Por tanto, el motivo del confinamiento no solo es frenar los contagios sino, sobre todo, evitar el colapso sanitario. "Y eso nunca ha pasado con el VIH", ha matizado Alcamí. "En la peor de las épocas teníamos muchos pacientes infectados en los hospitales. Y era muy duro. Pero nunca llegamos a acercarnos al colapso sanitario". Pero eso no es todo sino que, además, la transmisión del VIH "se logra controlar con el uso del preservativo". Es decir, "no te puedes infectar yendo por la calle, a casa, cenando en un restaurante... Por la actividad habitual de contacto, no te contagias. Y, por tanto, el confinamiento no tiene ningún sentido. Es hablar de dos escenarios que no tienen nada que ver", indica.

Además, por último, sobre el tema de "convivir con el virus", Alcamí señala que hay un matiz muy importante: "El VIH se trata. Tenemos tratamientos eficaces. La gente infectada por el VIH ya no tranmiste el virus e, incluso, puede tener relaciones sexuales sin preservativo si están tratándose y tiene carga viral indetectable. Ahora sabemos que indetectable en carga viral es lo mismo que intransmisible. Es decir, que los pacientes con infección por el VIH no son bombas de relojería que van por ahí sueltos. Son personas normales para las que, afortunadamente, tenemos tratamiento". "Y no es la sociedad la que convive con el VIH sino que son ellos los que conviven con su infección", concluye el experto en VIH.

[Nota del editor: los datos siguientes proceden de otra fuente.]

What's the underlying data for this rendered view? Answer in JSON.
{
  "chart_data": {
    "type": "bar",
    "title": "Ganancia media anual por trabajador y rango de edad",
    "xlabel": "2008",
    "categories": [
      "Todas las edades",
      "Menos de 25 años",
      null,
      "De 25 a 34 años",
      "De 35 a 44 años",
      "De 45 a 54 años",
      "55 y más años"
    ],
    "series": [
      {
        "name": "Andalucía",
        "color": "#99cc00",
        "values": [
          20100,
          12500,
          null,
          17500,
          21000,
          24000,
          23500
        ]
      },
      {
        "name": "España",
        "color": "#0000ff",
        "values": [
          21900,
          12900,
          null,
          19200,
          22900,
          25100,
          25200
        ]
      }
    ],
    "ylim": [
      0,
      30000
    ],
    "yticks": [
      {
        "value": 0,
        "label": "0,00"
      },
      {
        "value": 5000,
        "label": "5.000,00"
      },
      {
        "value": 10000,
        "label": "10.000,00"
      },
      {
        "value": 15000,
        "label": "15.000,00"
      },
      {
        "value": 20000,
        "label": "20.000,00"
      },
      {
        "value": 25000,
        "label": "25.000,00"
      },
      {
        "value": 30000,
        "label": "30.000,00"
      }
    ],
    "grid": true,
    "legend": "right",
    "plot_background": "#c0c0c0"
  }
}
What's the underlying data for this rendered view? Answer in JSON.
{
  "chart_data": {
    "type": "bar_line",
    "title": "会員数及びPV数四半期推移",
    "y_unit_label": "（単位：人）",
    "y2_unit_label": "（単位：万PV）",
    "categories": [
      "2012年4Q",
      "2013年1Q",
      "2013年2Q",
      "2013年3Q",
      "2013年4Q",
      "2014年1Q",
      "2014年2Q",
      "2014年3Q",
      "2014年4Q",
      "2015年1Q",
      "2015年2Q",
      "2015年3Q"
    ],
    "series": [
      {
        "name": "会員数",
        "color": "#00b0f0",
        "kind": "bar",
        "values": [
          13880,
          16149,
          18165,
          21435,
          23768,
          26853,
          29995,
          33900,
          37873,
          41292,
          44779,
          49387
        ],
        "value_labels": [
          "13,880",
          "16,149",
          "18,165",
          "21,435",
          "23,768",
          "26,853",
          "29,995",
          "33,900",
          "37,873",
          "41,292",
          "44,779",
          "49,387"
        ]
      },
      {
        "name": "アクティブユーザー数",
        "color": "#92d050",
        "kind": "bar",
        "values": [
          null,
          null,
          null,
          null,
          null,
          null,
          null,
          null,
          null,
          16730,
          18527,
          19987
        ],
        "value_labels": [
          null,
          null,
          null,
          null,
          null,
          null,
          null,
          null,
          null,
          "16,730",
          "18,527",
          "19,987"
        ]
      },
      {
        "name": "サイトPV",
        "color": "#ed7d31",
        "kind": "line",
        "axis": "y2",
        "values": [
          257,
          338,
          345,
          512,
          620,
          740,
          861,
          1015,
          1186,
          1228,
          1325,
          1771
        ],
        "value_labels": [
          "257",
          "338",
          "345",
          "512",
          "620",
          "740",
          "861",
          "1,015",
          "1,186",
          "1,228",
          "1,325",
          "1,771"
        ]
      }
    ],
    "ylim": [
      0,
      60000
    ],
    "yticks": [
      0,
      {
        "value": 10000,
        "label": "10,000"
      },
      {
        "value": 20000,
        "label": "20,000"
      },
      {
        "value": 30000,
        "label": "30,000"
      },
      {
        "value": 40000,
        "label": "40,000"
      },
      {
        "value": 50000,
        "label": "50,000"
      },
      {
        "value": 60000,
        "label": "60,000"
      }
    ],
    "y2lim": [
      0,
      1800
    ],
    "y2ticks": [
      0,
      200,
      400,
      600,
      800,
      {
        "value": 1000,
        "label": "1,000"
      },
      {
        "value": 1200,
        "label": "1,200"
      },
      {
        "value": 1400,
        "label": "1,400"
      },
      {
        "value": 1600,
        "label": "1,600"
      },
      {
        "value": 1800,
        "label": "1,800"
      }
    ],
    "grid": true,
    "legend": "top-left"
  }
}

En definitiva, comparar el virus que produce el sida y el que produce la COVID-19 no tiene ningún sentido porque se está hablando de virus que se transmiten de formas completamente distintas. Además, una tiene tratamiento crónico y la otra o pasas la infección o falleces. Y, sobre todo, la defensa del confinamiento es por la salud de todos, ya que tener hospitales cerrados supondría que moriríamos en casa, sin ningún tipo de atención médica. No porque no quieran sino porque no habrá personal ni instalaciones suficientes para ello.